The figure Frecklington came to was almost twice as much as was revealed during a similar exercise of hers last year.
She used the exercise to unveil a plan to prevent overspend on projects - “waste” she said would not happen under a LNP government or in the private sector.
The plan includes introducing “a mandatory code for new technology upgrades”, more rigorous project health checks and require chief information officers to investigate “every overspend”.
Speaking during a sitting of parliament yesterday, Frecklington doubled down on her comments as part of her budget reply speech.
“Labor is incapable of controlling IT projects, but the LNP plan will do just that,” she said. “We will keep technology budgets on track and in the black.”
But de Brenni rejected the overspend claims, using yesterday’s sitting of state parliament to label Frecklington’s comments as “misleading” and an exercise in “creative-number crunching”.
He said it was not simply a case of “just add[ing] up one column [on the dashboard], tak[ing] away the other column and call[ing] that waste”.
“That is wrong and it is not how it works,” he said. “As the leader of the opposition, she ought to know that.”
“At least the shadow minister ought to know that, and ought to advise the leader of the party. The whole ICT sector in this state knows it.”

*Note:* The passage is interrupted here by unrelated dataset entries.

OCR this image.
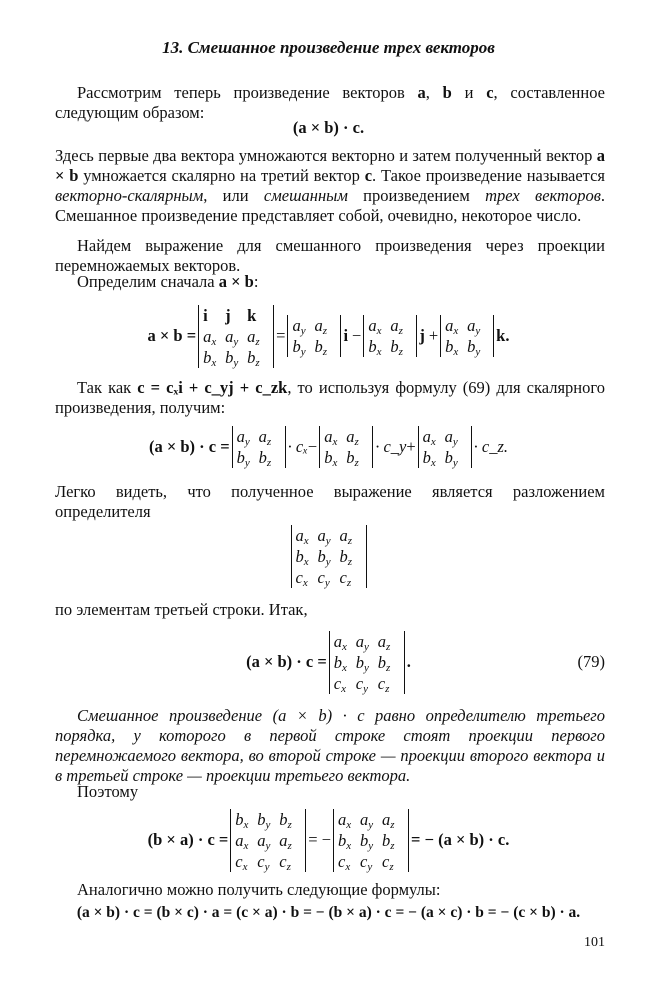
13. Смешанное произведение трех векторов
Рассмотрим теперь произведение векторов a, b и c, составленное следующим образом:
(a × b) · c.
Здесь первые два вектора умножаются векторно и затем полученный вектор a × b умножается скалярно на третий вектор c. Такое произведение называется векторно-скалярным, или смешанным произведением трех векторов. Смешанное произведение представляет собой, очевидно, некоторое число.
Найдем выражение для смешанного произведения через проекции перемножаемых векторов.
Определим сначала a × b:
a × b =
i j k
$a_x$ $a_y$ $a_z$
$b_x$ $b_y$ $b_z$
=
$a_y$ $a_z$
$b_y$ $b_z$
i −
$a_x$ $a_z$
$b_x$ $b_z$
j +
$a_x$ $a_y$
$b_x$ $b_y$
k.
Так как c = cₓi + c_yj + c_zk, то используя формулу (69) для скалярного произведения, получим:
(a × b) · c =
$a_y$ $a_z$
$b_y$ $b_z$
· cₓ −
$a_x$ $a_z$
$b_x$ $b_z$
· c_y +
$a_x$ $a_y$
$b_x$ $b_y$
· c_z.
Легко видеть, что полученное выражение является разложением определителя
$a_x$ $a_y$ $a_z$
$b_x$ $b_y$ $b_z$
$c_x$ $c_y$ $c_z$
по элементам третьей строки. Итак,
(a × b) · c =
$a_x$ $a_y$ $a_z$
$b_x$ $b_y$ $b_z$
$c_x$ $c_y$ $c_z$
.	(79)
Смешанное произведение (a × b) · c равно определителю третьего порядка, у которого в первой строке стоят проекции первого перемножаемого вектора, во второй строке — проекции второго вектора и в третьей строке — проекции третьего вектора.
Поэтому
(b × a) · c =
$b_x$ $b_y$ $b_z$
$a_x$ $a_y$ $a_z$
$c_x$ $c_y$ $c_z$
= −
$a_x$ $a_y$ $a_z$
$b_x$ $b_y$ $b_z$
$c_x$ $c_y$ $c_z$
= − (a × b) · c.
Аналогично можно получить следующие формулы:
(a × b) · c = (b × c) · a = (c × a) · b = − (b × a) · c = − (a × c) · b = − (c × b) · a.
101
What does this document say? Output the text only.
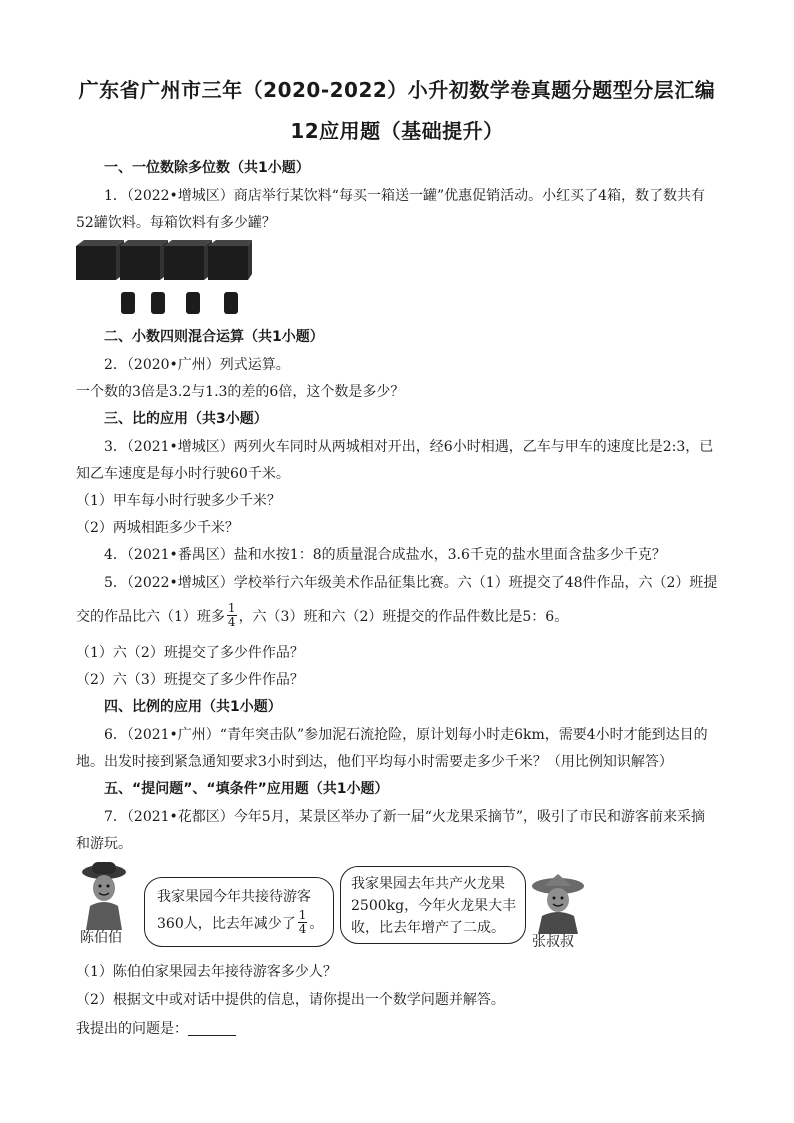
广东省广州市三年（2020-2022）小升初数学卷真题分题型分层汇编
12应用题（基础提升）
一、一位数除多位数（共1小题）
1．（2022•增城区）商店举行某饮料“每买一箱送一罐”优惠促销活动。小红买了4箱，数了数共有
52罐饮料。每箱饮料有多少罐？
二、小数四则混合运算（共1小题）
2．（2020•广州）列式运算。
一个数的3倍是3.2与1.3的差的6倍，这个数是多少？
三、比的应用（共3小题）
3．（2021•增城区）两列火车同时从两城相对开出，经6小时相遇，乙车与甲车的速度比是2:3，已
知乙车速度是每小时行驶60千米。
（1）甲车每小时行驶多少千米？
（2）两城相距多少千米？
4．（2021•番禺区）盐和水按1：8的质量混合成盐水，3.6千克的盐水里面含盐多少千克？
5．（2022•增城区）学校举行六年级美术作品征集比赛。六（1）班提交了48件作品，六（2）班提
交的作品比六（1）班多 $\frac{1}{4}$ ，六（3）班和六（2）班提交的作品件数比是5：6。
（1）六（2）班提交了多少件作品？
（2）六（3）班提交了多少件作品？
四、比例的应用（共1小题）
6．（2021•广州）“青年突击队”参加泥石流抢险，原计划每小时走6km，需要4小时才能到达目的
地。出发时接到紧急通知要求3小时到达，他们平均每小时需要走多少千米？（用比例知识解答）
五、“提问题”、“填条件”应用题（共1小题）
7．（2021•花都区）今年5月，某景区举办了新一届“火龙果采摘节”，吸引了市民和游客前来采摘
和游玩。
陈伯伯
我家果园今年共接待游客
360人，比去年减少了 $\frac{1}{4}$ 。
我家果园去年共产火龙果
2500kg，今年火龙果大丰
收，比去年增产了二成。
张叔叔
（1）陈伯伯家果园去年接待游客多少人？
（2）根据文中或对话中提供的信息，请你提出一个数学问题并解答。
我提出的问题是：
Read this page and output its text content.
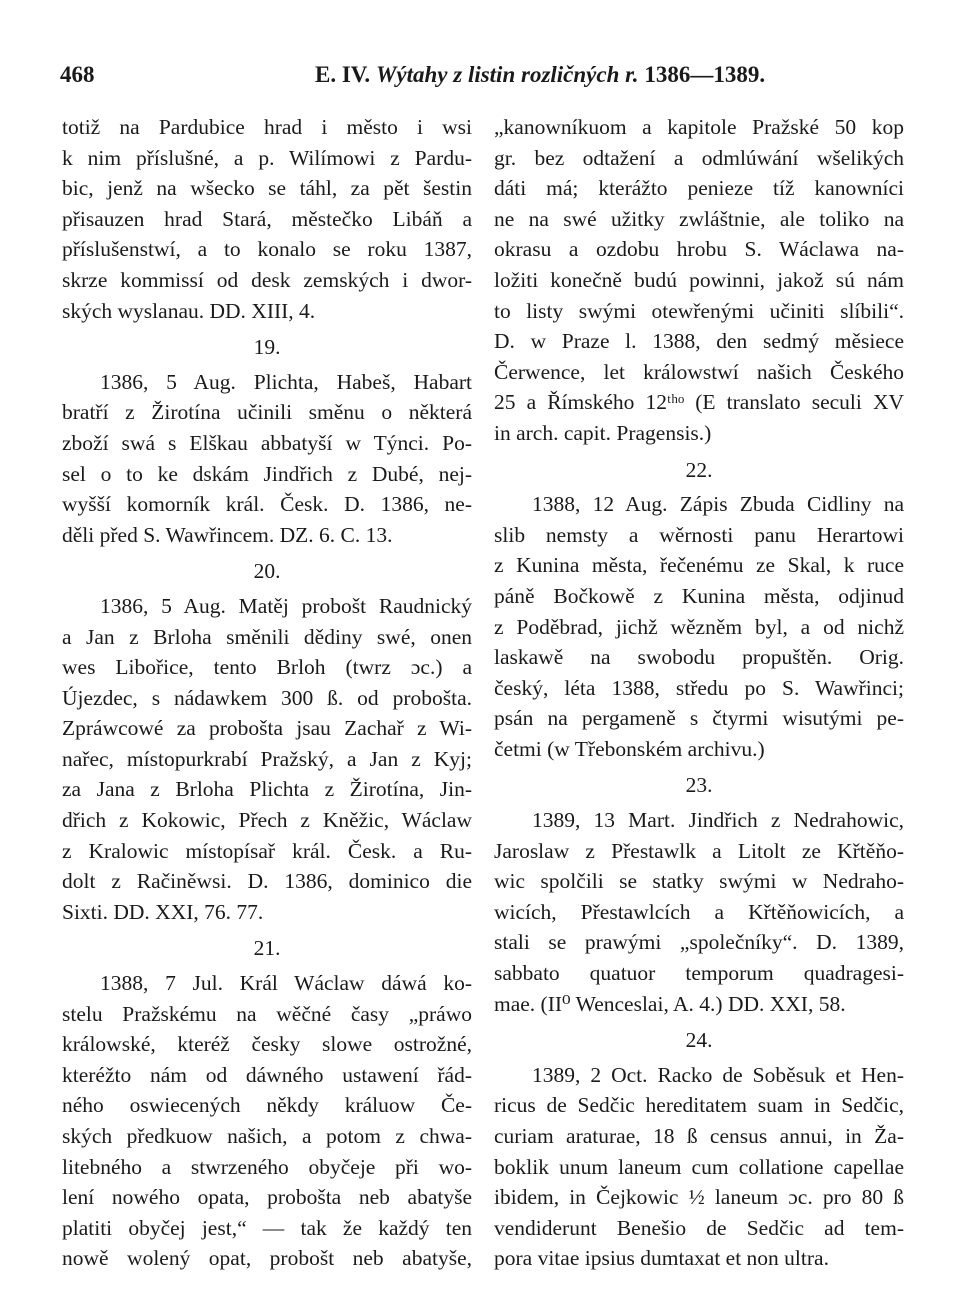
468	E. IV. Wýtahy z listin rozličných r. 1386—1389.
totiž na Pardubice hrad i město i wsi
k nim příslušné, a p. Wilímowi z Pardu-
bic, jenž na wšecko se táhl, za pět šestin
přisauzen hrad Stará, městečko Libáň a
příslušenstwí, a to konalo se roku 1387,
skrze kommissí od desk zemských i dwor-
ských wyslanau. DD. XIII, 4.
19.
1386, 5 Aug. Plichta, Habeš, Habart
bratří z Žirotína učinili směnu o některá
zboží swá s Elškau abbatyší w Týnci. Po-
sel o to ke dskám Jindřich z Dubé, nej-
wyšší komorník král. Česk. D. 1386, ne-
děli před S. Wawřincem. DZ. 6. C. 13.
20.
1386, 5 Aug. Matěj probošt Raudnický
a Jan z Brloha směnili dědiny swé, onen
wes Libořice, tento Brloh (twrz ɔc.) a
Újezdec, s nádawkem 300 ß. od probošta.
Zpráwcowé za probošta jsau Zachař z Wi-
nařec, místopurkrabí Pražský, a Jan z Kyj;
za Jana z Brloha Plichta z Žirotína, Jin-
dřich z Kokowic, Přech z Kněžic, Wáclaw
z Kralowic místopísař král. Česk. a Ru-
dolt z Račiněwsi. D. 1386, dominico die
Sixti. DD. XXI, 76. 77.
21.
1388, 7 Jul. Král Wáclaw dáwá ko-
stelu Pražskému na wěčné časy „práwo
králowské, kteréž česky slowe ostrožné,
kteréžto nám od dáwného ustawení řád-
ného oswiecených někdy králuow Če-
ských předkuow našich, a potom z chwa-
litebného a stwrzeného obyčeje při wo-
lení nowého opata, probošta neb abatyše
platiti obyčej jest,“ — tak že každý ten
nowě wolený opat, probošt neb abatyše,
„kanowníkuom a kapitole Pražské 50 kop
gr. bez odtažení a odmlúwání wšelikých
dáti má; kterážto penieze tíž kanowníci
ne na swé užitky zwláštnie, ale toliko na
okrasu a ozdobu hrobu S. Wáclawa na-
ložiti konečně budú powinni, jakož sú nám
to listy swými otewřenými učiniti slíbili“.
D. w Praze l. 1388, den sedmý měsiece
Čerwence, let králowstwí našich Českého
25 a Římského 12ᵗʰᵒ (E translato seculi XV
in arch. capit. Pragensis.)
22.
1388, 12 Aug. Zápis Zbuda Cidliny na
slib nemsty a wěrnosti panu Herartowi
z Kunina města, řečenému ze Skal, k ruce
páně Bočkowě z Kunina města, odjinud
z Poděbrad, jichž wězněm byl, a od nichž
laskawě na swobodu propuštěn. Orig.
český, léta 1388, středu po S. Wawřinci;
psán na pergameně s čtyrmi wisutými pe-
četmi (w Třebonském archivu.)
23.
1389, 13 Mart. Jindřich z Nedrahowic,
Jaroslaw z Přestawlk a Litolt ze Křtěňo-
wic spolčili se statky swými w Nedraho-
wicích, Přestawlcích a Křtěňowicích, a
stali se prawými „společníky“. D. 1389,
sabbato quatuor temporum quadragesi-
mae. (II⁰ Wenceslai, A. 4.) DD. XXI, 58.
24.
1389, 2 Oct. Racko de Soběsuk et Hen-
ricus de Sedčic hereditatem suam in Sedčic,
curiam araturae, 18 ß census annui, in Ža-
boklik unum laneum cum collatione capellae
ibidem, in Čejkowic ½ laneum ɔc. pro 80 ß
vendiderunt Benešio de Sedčic ad tem-
pora vitae ipsius dumtaxat et non ultra.
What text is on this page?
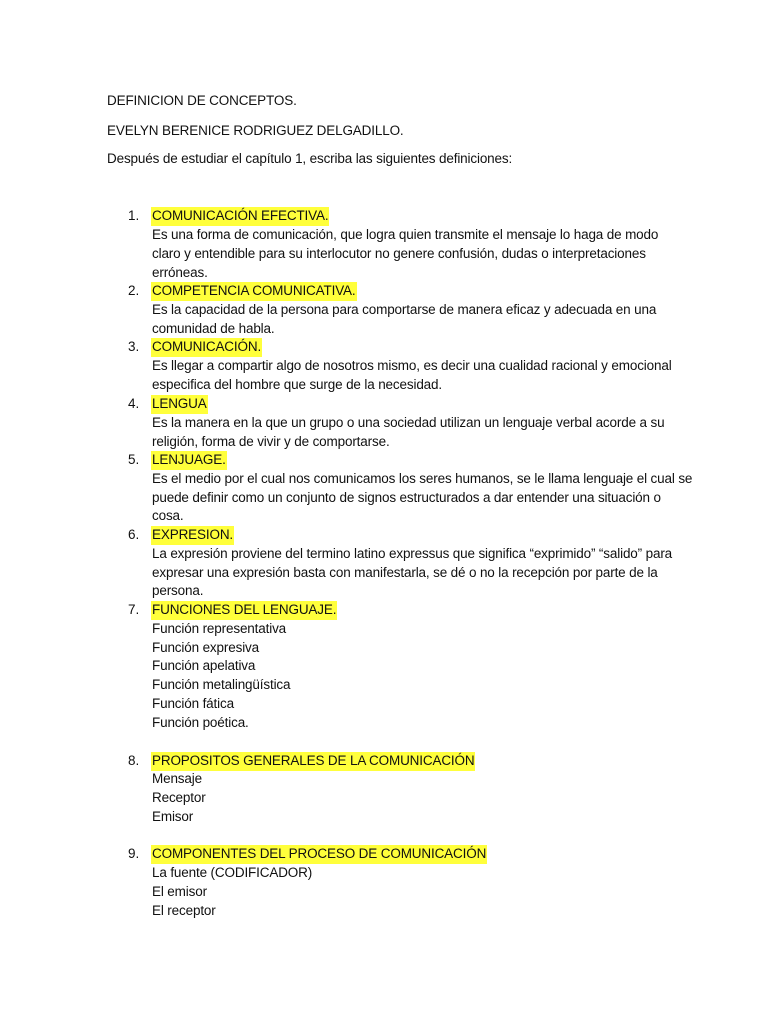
DEFINICION DE CONCEPTOS.
EVELYN BERENICE RODRIGUEZ DELGADILLO.
Después de estudiar el capítulo 1, escriba las siguientes definiciones:
1. COMUNICACIÓN EFECTIVA.
Es una forma de comunicación, que logra quien transmite el mensaje lo haga de modo
claro y entendible para su interlocutor no genere confusión, dudas o interpretaciones
erróneas.
2. COMPETENCIA COMUNICATIVA.
Es la capacidad de la persona para comportarse de manera eficaz y adecuada en una
comunidad de habla.
3. COMUNICACIÓN.
Es llegar a compartir algo de nosotros mismo, es decir una cualidad racional y emocional
especifica del hombre que surge de la necesidad.
4. LENGUA
Es la manera en la que un grupo o una sociedad utilizan un lenguaje verbal acorde a su
religión, forma de vivir y de comportarse.
5. LENJUAGE.
Es el medio por el cual nos comunicamos los seres humanos, se le llama lenguaje el cual se
puede definir como un conjunto de signos estructurados a dar entender una situación o
cosa.
6. EXPRESION.
La expresión proviene del termino latino expressus que significa “exprimido” “salido” para
expresar una expresión basta con manifestarla, se dé o no la recepción por parte de la
persona.
7. FUNCIONES DEL LENGUAJE.
Función representativa
Función expresiva
Función apelativa
Función metalingüística
Función fática
Función poética.
8. PROPOSITOS GENERALES DE LA COMUNICACIÓN
Mensaje
Receptor
Emisor
9. COMPONENTES DEL PROCESO DE COMUNICACIÓN
La fuente (CODIFICADOR)
El emisor
El receptor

Earlier in the week de Brenni had sought to explain that changes to a project’s budget over its lifetime were normal.
“The project commencement allocation assumes an unchanging policy environment and does not account for scope changes reflecting policy changes during the project’s life,” he said.
“Projects can run over several years, with dependencies between multiple tranches of work.”
“Funding may be allocated to a project in two or more financial years, leading to changes in the reported approved budget, not scope change.”
De Brenni also used Thursday’s sitting of parliament to take aim at Frecklington suggestion of a new mandatory code for new technology projects, which he said already existed in the form of the “portfolio program and project management policy”.
The policy, which is produced by the office of the government chief information officer, provides a mechanism for agencies keeping projects in check and ensure they represent value for money and are well governed.